Breast Implant Blowout: Failure to Follow Up & Lack of Informed Consent
Linda MacDonald Glenn
2011-09-01 00:00:00

A transcript of my testimony is below.


My name is Linda MacDonald Glenn. I am testifying today on behalf of the Institute for Ethics and Emerging Technologies, a nonprofit, nonpartisan public policy institute dedicated to ensuring that men and women's voices, health, and life experiences are brought to bear on ethical issues in health care and technology.

I am a biomedical ethicist, attorney, educator, and patient advocate. I spent twenty years as a counselor at law, a government adviser, and general practitioner. I was then drawn to the field of biomedical ethics, and went back to school to switch my career. After graduating with an LLM in Biomedical Ethics from McGill University in 2002, I went to the American Medical Association, where I was a senior fellow at the Institute of Ethics, and shortly thereafter was named a Women’s Bioethics Project Scholar, because of my research on the impact of emerging technologies on women. I now am a faculty member at Albany Medical Center, with the Alden March Bioethics Institute. I have no financial conflicts of interest.

In 2006, when the FDA approved silicone gel breast implants made by Allergan and Mentor for cosmetic use, it was with the proviso that doctors advise their patients to obtain MRIs every two years starting the third year after the surgery; And to advise their patients that breast implants don't come with a lifetime guarantee. With issues of long term safety and informed consent as primary concerns, the FDA required manufacturers to follow their pre-existing study groups of silicone patients for ten years and to create a database to track 80,000 new patients.

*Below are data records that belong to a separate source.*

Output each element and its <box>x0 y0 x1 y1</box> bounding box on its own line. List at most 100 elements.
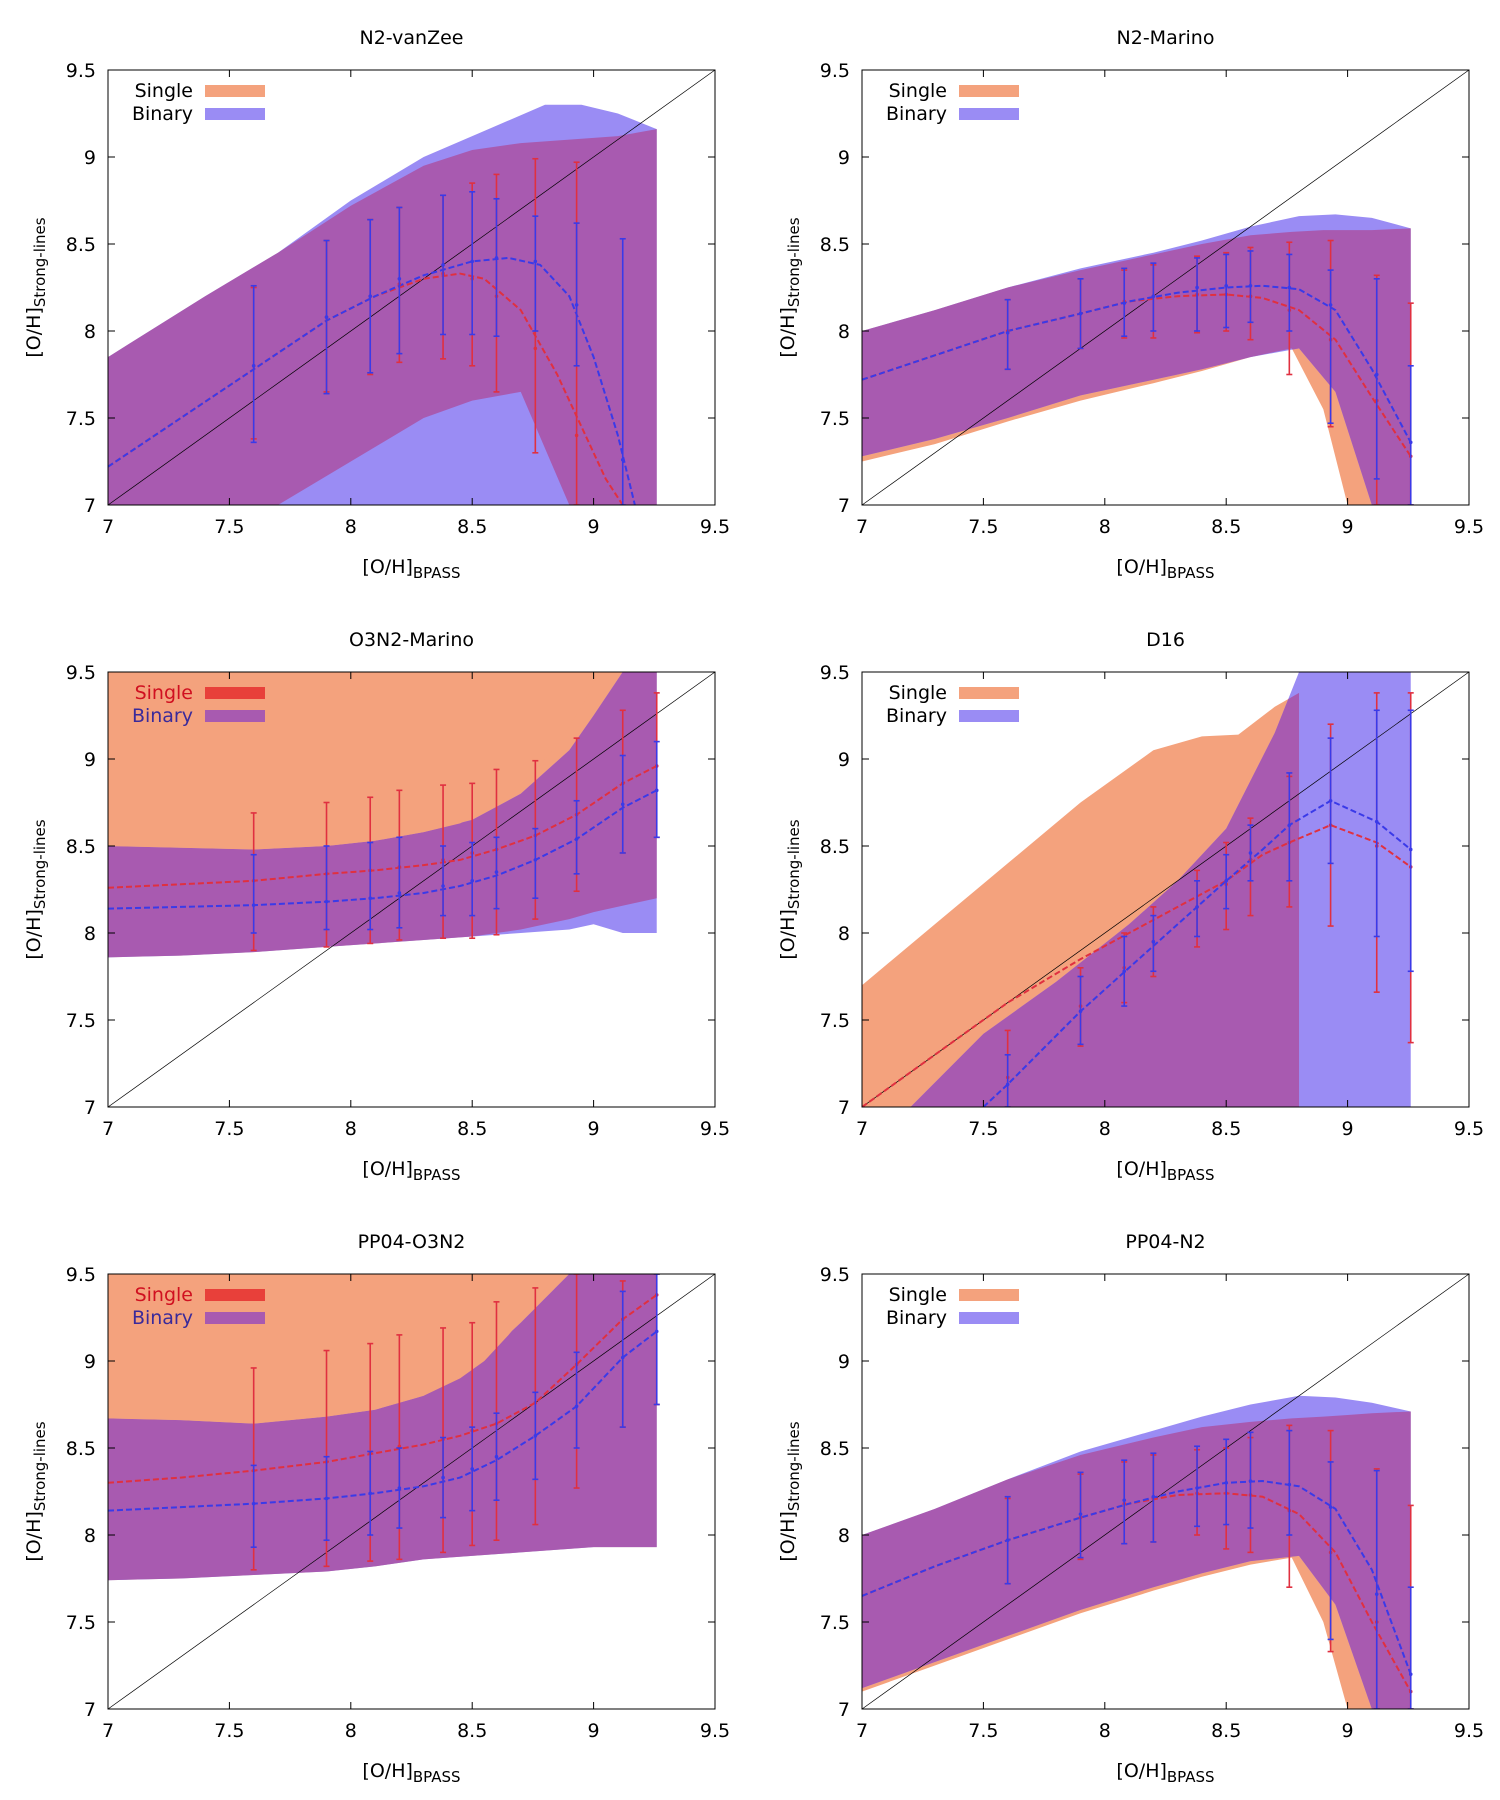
y-axis-label: [O/H]Strong-lines <box>777 819 803 959</box>
legend-swatch-single <box>959 1289 1019 1301</box>
binary-errorbar-point <box>1122 1498 1127 1502</box>
y-tick-label: 9 <box>838 147 850 169</box>
binary-errorbar <box>323 239 330 395</box>
binary-errorbar <box>532 827 539 900</box>
y-tick-label: 8.5 <box>820 836 850 858</box>
x-tick-label: 9.5 <box>700 516 730 538</box>
binary-errorbar <box>493 836 500 910</box>
x-tick-label: 7.5 <box>968 1118 998 1140</box>
binary-errorbar <box>1121 1459 1128 1545</box>
y-tick-label: 7.5 <box>820 408 850 430</box>
binary-errorbar-point <box>1078 311 1083 316</box>
binary-errorbar-point <box>251 1501 256 1506</box>
y-axis-label: [O/H]Strong-lines <box>23 819 49 959</box>
binary-errorbar-point <box>1224 283 1228 288</box>
binary-errorbar-point <box>1195 285 1199 290</box>
binary-errorbar-point <box>397 891 402 895</box>
binary-errorbar <box>469 191 476 336</box>
y-tick-label: 9 <box>84 1351 96 1373</box>
legend-swatch-binary <box>959 1312 1019 1324</box>
y-axis-label-sub: Strong-lines <box>785 1421 803 1511</box>
binary-errorbar-point <box>251 903 256 907</box>
x-tick-label: 8 <box>1099 1118 1111 1140</box>
binary-median-line <box>108 1330 658 1512</box>
chart-title: D16 <box>1146 629 1185 651</box>
y-axis-label: [O/H]Strong-lines <box>23 217 49 357</box>
binary-errorbar-point <box>324 899 329 904</box>
binary-errorbar <box>250 1464 257 1548</box>
axes-frame <box>861 671 1470 1108</box>
binary-errorbar-point <box>397 1486 402 1490</box>
plot-area <box>108 672 715 1107</box>
binary-errorbar <box>1121 935 1128 1007</box>
overlap-band <box>910 692 1300 1107</box>
panel-6: 7 7.5 8 8.5 9 9.577.588.599.5PP04-N2[O/H]BPAS… <box>777 1231 1484 1786</box>
x-tick-label: 7 <box>856 1118 868 1140</box>
y-tick-label: 9 <box>84 147 96 169</box>
binary-errorbar <box>1407 364 1414 505</box>
x-tick-label: 7.5 <box>214 1720 244 1742</box>
x-axis-label: [O/H]BPASS <box>362 1158 460 1184</box>
x-axis-label-main: [O/H] <box>362 1158 412 1180</box>
y-tick-label: 9.5 <box>66 60 96 82</box>
binary-errorbar <box>573 1351 580 1449</box>
binary-errorbar <box>1286 253 1293 332</box>
binary-errorbar <box>1150 914 1157 973</box>
y-tick-label: 7 <box>838 1097 850 1119</box>
legend-swatch-binary <box>205 108 265 120</box>
binary-errorbar-point <box>441 1475 445 1480</box>
y-tick-label: 8.5 <box>820 1438 850 1460</box>
y-axis-label-main: [O/H] <box>777 307 799 357</box>
y-axis-label-sub: Strong-lines <box>785 217 803 307</box>
single-median-line <box>862 824 1412 1107</box>
binary-errorbar <box>396 206 403 355</box>
y-tick-label: 7.5 <box>66 408 96 430</box>
legend-label-binary: Binary <box>886 1307 947 1329</box>
plot-area <box>108 70 715 505</box>
x-tick-label: 9 <box>1342 1118 1354 1140</box>
x-axis-label-main: [O/H] <box>1116 556 1166 578</box>
one-to-one-line <box>862 672 1469 1107</box>
legend-swatch-single <box>205 1289 265 1301</box>
binary-median-line <box>862 284 1412 443</box>
legend-label-binary: Binary <box>132 1307 193 1329</box>
binary-errorbar-point <box>1374 372 1379 377</box>
legend-label-single: Single <box>135 1284 193 1306</box>
x-tick-label: 7 <box>102 516 114 538</box>
binary-errorbar <box>367 218 374 374</box>
binary-errorbar-point <box>1328 798 1333 803</box>
binary-errorbar-point <box>324 1496 329 1501</box>
binary-errorbar-point <box>1248 1479 1253 1483</box>
binary-errorbar <box>1004 298 1011 371</box>
binary-errorbar <box>1223 1438 1230 1526</box>
binary-errorbar-point <box>251 364 256 368</box>
binary-errorbar <box>619 754 626 854</box>
legend-label-single: Single <box>889 80 947 102</box>
binary-errorbar <box>323 1455 330 1542</box>
legend-label-single: Single <box>135 682 193 704</box>
y-axis-label-main: [O/H] <box>23 909 45 959</box>
x-tick-label: 9 <box>588 516 600 538</box>
y-tick-label: 8.5 <box>66 1438 96 1460</box>
x-axis-label-sub: BPASS <box>413 564 461 582</box>
y-tick-label: 7 <box>84 495 96 517</box>
binary-errorbar <box>1373 277 1380 480</box>
binary-errorbar-point <box>1287 823 1292 827</box>
x-tick-label: 7.5 <box>214 516 244 538</box>
binary-errorbar-point <box>494 870 499 874</box>
binary-errorbar <box>440 194 447 336</box>
x-tick-label: 8 <box>1099 516 1111 538</box>
y-tick-label: 9 <box>838 1351 850 1373</box>
y-axis-label-sub: Strong-lines <box>785 819 803 909</box>
legend-label-binary: Binary <box>132 705 193 727</box>
x-tick-label: 8.5 <box>1211 1118 1241 1140</box>
x-tick-label: 8 <box>345 516 357 538</box>
binary-errorbar <box>1247 250 1254 324</box>
y-tick-label: 7.5 <box>66 1612 96 1634</box>
binary-errorbar-point <box>533 1434 538 1438</box>
binary-errorbar <box>440 845 447 917</box>
chart-title: N2-Marino <box>1117 27 1215 49</box>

More research was needed to prove safety, and that research was also needed so that women could make informed decisions.

There were many unanswered questions then, and unfortunately they remain unanswered today. And, given that Mentor has already lost track of 79% of the women in their so-called required ten-year study, we know that they will never be able to answer those questions.

On page 17 of the Executive Summary provided to this panel, the FDA concluded "As follow-up has lagged, the FDA recognizes that these studies may not provide the data necessary to definitively anwer questions about rare associations." -- That shows a misunderstanding of the problems with low follow-up. It's not just the rare diseases, it is the accuracy of complication rates that is questionable when your sample may not be representative of all women with those implants.

When you lose half or more of your sample, you can't assume the people in the study have the same experiences as those who dropped out.

Informed consent of clinical treatments is one of the cornerstones of contemporary medical ethics – informed consent is so much more than a patient’s right to choose. If it were only about the right to choose, the FDA would not have the authority to regulate medical products. Informed consent is an ongoing process, not a piece of paper or a discrete moment in time – merely giving information is too passive a process. As our information and knowledge changes, so must the process and the conversation.

The two-year studies the companies conducted for previous approval showed a significant increase in several autoimmune symptoms, such as joint pain and chronic fatigue. Those increases were maintained when age was statistically controlled.

Since those data were analyzed by FDA six years ago, two odd things happened:



So, as this committee considers what research is needed now, I have three recommendations:

1. Since the implants made by both companies were approved contingent on post-market studies, and since Mentor has completely failed to conduct those studies in a way that can provides useful safety information, I ask this panel to advise the FDA to rescind approval for Mentor breast implants.

2. This panel should recommend that Allergan be given an additional year to prove that they are taking these post-market research requirements seriously. However, I do not believe that Allergan’s online questionnaires are an appropriate way to gather accurate medical information about women with implants.

3. This panel should recommend better-designed studies that Mentor and Allergan should pay for, but not control or analyze. These studies should take a careful look at the psychological benefits, if there are any, of breast implants. And, they should study the impact of breast implants on patients with a family history or personal history of autoimmune symptoms before they got breast implants, to see if those patients are more vulnerable to autoimmune reactions to the implants.

In terms of ethically sound decision making, the path this Committee ought to take is clear. Silicone breast implants should only remain on the market if companies abide by the post-market requirements to provide data on long-term safety and efficacy. Mentor has not done so. Allergan might still prove itself, although the current methodology is questionable.

Thank you for your thoughtful consideration in listening today.




Follow up note: A number of well known individuals, such Diana Zuckerman, president of the National Research Center for Women & Families,, and Dr. Susan Wood, associate professor at George Washington University's School of Public Health and former assistant commissioner for women's health at the FDA, also testified. The story has been covered by a few news outlets, including CNN and NPR. I'll post an update when the committee makes its recommendations.